- 25
4/5
(1 Votes)
Ingredients
- 1 cup sugar
- 2 tbsp flour
- 2 1/2 tsp salt
- 1 3/4 cups pineapple juice
- 2 eggs, beaten
- 1 tbsp lemon juice
- 3 quarts water
- 1 tbsp cooking oil
- 16 ounces small noodles
- 3 (11 ounce) cans Mandarin oranges, drained
- 2 (20 ounce) cans pineapple chunks, drained
- 1 (20 ounce) can crushed pineapple, drained
- 1 (9 ounce) container non-dairy whipped toppng, thawed
- 1 cup miniature marshmallows, optional
- 1 cup coconut, optional
- 1 cup sliced cocktail cherries
Preparation
Step 1
Combine sugar, flour and 1/2 tsp of the salt. Gradually stir in pineapple juice and eggs. Cook over moderate heat, stirring until thickened. Add lemon juice. Cool mixture to room temperature. Bring water, remaining 2 tsp salt, and oil to a boil. Add noodles and cook at rolling boil until done. Drain noodles, rinse with water, drain again and cool to room temperature. Combine egg mixture and noodles. Mix lightly but thoroughly.

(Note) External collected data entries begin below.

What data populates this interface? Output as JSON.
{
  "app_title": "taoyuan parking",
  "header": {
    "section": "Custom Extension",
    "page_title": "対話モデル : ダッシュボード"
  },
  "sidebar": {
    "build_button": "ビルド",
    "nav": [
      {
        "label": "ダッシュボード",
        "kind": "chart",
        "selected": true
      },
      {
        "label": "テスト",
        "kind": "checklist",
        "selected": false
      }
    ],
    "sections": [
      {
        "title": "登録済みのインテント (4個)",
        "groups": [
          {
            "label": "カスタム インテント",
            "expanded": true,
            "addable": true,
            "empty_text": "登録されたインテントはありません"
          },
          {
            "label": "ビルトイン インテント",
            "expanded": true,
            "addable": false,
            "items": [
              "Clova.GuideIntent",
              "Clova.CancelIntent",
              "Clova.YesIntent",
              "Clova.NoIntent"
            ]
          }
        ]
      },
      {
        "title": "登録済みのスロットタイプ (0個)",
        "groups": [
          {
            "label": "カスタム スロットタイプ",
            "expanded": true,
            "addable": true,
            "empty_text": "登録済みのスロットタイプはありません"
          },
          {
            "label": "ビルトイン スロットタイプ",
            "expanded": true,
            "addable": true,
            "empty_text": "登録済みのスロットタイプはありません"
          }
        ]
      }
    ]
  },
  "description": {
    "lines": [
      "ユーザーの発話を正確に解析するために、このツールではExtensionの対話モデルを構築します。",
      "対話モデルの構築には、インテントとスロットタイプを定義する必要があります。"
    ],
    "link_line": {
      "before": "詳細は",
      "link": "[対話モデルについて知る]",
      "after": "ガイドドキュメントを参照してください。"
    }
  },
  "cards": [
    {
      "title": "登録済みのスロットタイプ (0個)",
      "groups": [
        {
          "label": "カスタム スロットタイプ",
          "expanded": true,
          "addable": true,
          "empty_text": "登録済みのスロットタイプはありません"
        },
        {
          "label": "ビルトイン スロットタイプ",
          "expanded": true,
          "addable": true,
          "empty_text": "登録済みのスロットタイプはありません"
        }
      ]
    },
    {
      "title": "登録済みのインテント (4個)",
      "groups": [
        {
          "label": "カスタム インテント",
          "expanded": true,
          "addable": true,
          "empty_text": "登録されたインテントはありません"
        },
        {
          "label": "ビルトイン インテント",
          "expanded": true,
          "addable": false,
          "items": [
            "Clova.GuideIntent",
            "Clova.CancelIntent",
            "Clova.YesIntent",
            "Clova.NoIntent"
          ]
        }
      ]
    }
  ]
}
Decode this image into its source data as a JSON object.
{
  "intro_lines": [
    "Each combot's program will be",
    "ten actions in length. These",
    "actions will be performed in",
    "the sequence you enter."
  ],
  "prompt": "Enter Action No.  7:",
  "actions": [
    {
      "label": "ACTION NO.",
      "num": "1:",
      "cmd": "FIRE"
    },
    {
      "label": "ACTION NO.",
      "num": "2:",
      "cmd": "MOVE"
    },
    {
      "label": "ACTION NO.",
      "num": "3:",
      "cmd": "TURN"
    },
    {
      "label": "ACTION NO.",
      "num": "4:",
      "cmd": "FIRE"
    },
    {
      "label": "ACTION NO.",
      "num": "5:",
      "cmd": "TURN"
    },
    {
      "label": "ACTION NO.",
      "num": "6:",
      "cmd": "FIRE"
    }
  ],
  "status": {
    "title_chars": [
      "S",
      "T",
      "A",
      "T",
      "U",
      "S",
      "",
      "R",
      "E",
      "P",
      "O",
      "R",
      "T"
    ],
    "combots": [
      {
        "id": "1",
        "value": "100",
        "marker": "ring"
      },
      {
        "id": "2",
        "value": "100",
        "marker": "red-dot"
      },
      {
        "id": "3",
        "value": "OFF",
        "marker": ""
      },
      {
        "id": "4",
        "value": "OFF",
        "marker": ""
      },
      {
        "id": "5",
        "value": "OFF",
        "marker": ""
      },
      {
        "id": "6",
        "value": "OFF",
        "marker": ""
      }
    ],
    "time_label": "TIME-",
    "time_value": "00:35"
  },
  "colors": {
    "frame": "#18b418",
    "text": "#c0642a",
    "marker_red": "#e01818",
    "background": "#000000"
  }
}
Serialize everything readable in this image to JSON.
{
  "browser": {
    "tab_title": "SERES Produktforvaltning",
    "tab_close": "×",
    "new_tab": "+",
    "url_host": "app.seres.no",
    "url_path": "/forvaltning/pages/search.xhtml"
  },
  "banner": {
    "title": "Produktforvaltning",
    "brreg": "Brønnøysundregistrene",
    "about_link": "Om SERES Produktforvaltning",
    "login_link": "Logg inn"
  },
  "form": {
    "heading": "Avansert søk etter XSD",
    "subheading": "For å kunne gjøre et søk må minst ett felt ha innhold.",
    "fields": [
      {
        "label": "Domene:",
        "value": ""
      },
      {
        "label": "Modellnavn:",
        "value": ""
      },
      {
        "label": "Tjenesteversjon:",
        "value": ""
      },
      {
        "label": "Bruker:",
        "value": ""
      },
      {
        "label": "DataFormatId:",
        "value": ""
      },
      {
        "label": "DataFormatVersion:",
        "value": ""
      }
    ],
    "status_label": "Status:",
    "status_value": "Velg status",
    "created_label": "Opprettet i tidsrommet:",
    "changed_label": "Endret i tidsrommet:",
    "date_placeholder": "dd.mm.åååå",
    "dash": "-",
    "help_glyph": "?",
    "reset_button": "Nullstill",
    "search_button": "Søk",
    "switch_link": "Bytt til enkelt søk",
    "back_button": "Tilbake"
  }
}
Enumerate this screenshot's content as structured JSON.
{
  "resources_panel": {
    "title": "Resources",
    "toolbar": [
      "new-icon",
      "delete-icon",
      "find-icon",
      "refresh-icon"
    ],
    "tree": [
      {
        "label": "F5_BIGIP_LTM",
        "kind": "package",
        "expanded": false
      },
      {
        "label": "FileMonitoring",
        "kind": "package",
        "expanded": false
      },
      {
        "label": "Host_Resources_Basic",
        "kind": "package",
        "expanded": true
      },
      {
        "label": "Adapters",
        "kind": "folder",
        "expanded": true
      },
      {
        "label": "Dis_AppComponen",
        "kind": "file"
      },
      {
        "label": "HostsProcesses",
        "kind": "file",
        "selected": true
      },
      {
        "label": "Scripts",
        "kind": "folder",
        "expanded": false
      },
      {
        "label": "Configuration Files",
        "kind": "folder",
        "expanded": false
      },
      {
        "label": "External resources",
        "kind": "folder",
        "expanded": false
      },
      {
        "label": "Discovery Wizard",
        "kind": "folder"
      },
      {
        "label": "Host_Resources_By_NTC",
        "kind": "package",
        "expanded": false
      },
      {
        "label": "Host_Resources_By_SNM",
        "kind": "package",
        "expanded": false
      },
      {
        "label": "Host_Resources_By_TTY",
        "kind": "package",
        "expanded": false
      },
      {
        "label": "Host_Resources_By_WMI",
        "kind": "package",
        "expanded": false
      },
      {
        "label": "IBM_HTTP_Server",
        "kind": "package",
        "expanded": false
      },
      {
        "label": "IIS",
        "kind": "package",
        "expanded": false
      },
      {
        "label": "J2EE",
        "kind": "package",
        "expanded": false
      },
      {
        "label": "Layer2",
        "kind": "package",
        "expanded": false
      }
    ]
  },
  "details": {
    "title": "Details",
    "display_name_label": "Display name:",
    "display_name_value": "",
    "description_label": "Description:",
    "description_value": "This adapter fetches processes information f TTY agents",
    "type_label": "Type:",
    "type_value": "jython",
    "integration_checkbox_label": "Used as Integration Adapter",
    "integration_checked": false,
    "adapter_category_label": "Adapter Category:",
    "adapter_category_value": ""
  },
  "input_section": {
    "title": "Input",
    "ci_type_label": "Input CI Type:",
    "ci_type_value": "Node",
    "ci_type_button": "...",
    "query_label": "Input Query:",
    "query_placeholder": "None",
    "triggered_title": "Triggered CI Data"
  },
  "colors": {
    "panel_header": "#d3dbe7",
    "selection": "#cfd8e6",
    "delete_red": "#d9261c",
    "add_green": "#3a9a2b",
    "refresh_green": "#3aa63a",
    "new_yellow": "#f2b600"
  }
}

Refrigerate overnight in airtight container. Add remaining ingredients. Mix lightly but thoroughly. Refrigerate until chilled in airtight container. Salad may be refrigerated for as long as a week in airtight container. It also may be frozen, though freezing somewhat alters the texture.